Rowan and Leif had, obviously, never ridden in a car before and they almost needed to be coaxed into Sheila's little Honda Civic. It was, to them, like so many things in this world, both frightening and fascinating at the same time.

“So. What's the address you need to get to?” Sheila asked as she turned right onto Knight Street heading downtown.

“550 Burrard.” Kristabell answered looking at the card that had been in her wallet for years.

Ever since she was little her parents had drilled her, “If anything ever happens to us who do you call?” She had figured that it was just the paranoia of two over protective parents with no family and few friends, but the card with Smith, Flanagan and Flanagan printed on it was always on the fridge and from the time she had started kindergarten she'd had one with her, either in her backpack or in her wallet. She didn't know what to expect from the visit but this was the sort of circumstance her parents had planned for, so she figured that before she left this world for good, that she should do this. Sheila pulled up in front of the huge modern office tower then turned to look at Kristabell, “I'm never going to see you again am I Sprite?”

Kristabell shook her head, “I've found my place and it's not in this world.”

“If you ever need me, you know where I am,” there was a look in Sheila's eyes for a moment, a look of what might have been.

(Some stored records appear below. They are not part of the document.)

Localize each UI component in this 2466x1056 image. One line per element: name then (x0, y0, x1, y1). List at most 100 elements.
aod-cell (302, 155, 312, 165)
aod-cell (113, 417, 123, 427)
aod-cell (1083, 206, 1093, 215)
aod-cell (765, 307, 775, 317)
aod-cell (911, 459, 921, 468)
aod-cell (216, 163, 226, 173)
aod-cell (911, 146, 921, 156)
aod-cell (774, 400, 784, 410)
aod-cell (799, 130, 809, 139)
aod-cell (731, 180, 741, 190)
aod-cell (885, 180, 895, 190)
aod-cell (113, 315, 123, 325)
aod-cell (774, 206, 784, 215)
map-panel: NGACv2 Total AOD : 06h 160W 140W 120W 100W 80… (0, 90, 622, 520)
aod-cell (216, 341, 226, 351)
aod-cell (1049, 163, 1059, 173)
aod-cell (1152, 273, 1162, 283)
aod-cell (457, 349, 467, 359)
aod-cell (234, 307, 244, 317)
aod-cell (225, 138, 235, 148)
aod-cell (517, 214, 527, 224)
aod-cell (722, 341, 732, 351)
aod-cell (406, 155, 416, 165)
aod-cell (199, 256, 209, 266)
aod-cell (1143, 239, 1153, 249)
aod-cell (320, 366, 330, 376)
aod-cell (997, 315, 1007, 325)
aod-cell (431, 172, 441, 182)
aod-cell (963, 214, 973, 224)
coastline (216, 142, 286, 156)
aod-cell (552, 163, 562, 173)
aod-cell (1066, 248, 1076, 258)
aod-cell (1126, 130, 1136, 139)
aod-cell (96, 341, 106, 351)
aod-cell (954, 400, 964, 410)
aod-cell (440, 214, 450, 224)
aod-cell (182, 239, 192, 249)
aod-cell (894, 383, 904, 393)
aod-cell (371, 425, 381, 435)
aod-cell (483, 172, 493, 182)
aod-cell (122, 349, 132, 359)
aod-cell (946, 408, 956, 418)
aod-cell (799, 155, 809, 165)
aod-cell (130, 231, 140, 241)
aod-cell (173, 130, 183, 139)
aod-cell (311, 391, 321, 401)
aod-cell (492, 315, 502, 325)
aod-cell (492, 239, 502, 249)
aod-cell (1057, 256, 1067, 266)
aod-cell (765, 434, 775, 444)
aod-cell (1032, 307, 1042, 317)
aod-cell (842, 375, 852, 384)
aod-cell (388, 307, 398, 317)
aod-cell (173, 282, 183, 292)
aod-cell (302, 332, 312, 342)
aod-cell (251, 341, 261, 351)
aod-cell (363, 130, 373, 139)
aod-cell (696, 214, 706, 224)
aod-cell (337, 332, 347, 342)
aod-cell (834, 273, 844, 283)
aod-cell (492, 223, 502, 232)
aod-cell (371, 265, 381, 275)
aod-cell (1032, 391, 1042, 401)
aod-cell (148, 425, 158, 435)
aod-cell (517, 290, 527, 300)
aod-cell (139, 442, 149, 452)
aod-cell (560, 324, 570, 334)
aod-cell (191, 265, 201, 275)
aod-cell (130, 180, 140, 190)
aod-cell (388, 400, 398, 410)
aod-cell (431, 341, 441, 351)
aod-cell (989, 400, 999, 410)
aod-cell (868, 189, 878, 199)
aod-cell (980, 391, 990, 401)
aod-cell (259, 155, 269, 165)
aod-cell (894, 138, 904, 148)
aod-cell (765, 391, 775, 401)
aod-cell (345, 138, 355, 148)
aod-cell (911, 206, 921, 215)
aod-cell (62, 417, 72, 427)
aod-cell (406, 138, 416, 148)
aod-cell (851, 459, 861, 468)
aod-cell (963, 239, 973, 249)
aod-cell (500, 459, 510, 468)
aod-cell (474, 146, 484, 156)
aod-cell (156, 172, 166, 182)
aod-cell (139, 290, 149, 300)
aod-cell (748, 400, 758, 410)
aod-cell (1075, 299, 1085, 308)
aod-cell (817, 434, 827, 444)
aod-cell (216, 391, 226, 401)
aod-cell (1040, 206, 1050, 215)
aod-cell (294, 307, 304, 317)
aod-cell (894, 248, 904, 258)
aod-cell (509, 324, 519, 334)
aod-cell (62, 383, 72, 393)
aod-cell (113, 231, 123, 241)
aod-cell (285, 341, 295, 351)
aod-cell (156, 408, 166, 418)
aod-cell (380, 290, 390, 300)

They got out of the car and stood on the sidewalk. “Goodbye. Thank you,” Kristabell threw her arms around Sheila.

“Goodbye.” Sheila gave Kristabell one last complicated look, and then got back into her car. For the briefest moment, as Sheila pulled out into the busy downtown traffic, Kristabell thought about the photograph she had found on Evan's dresser top the night before. It was of herself. The day she had climbed into the blossoming cherry tree in Evan's yard and he had snapped a picture of her from his bedroom window. It was soft and white at the edges as if it had been, many times, held in sweaty hands, and spotted, as if it had been cried upon. Kristabell banished the thought.

“Let's go,” she said to the two men who were standing on the sidewalk gawking at their surroundings. “Stay close. This place might be a little weird.”

She took Rowan's hand and Leif followed closely behind as she lead them through the automatic glass doors and into the seamless foyer that, like the mouth of a concrete giant, seemed to swallow them whole.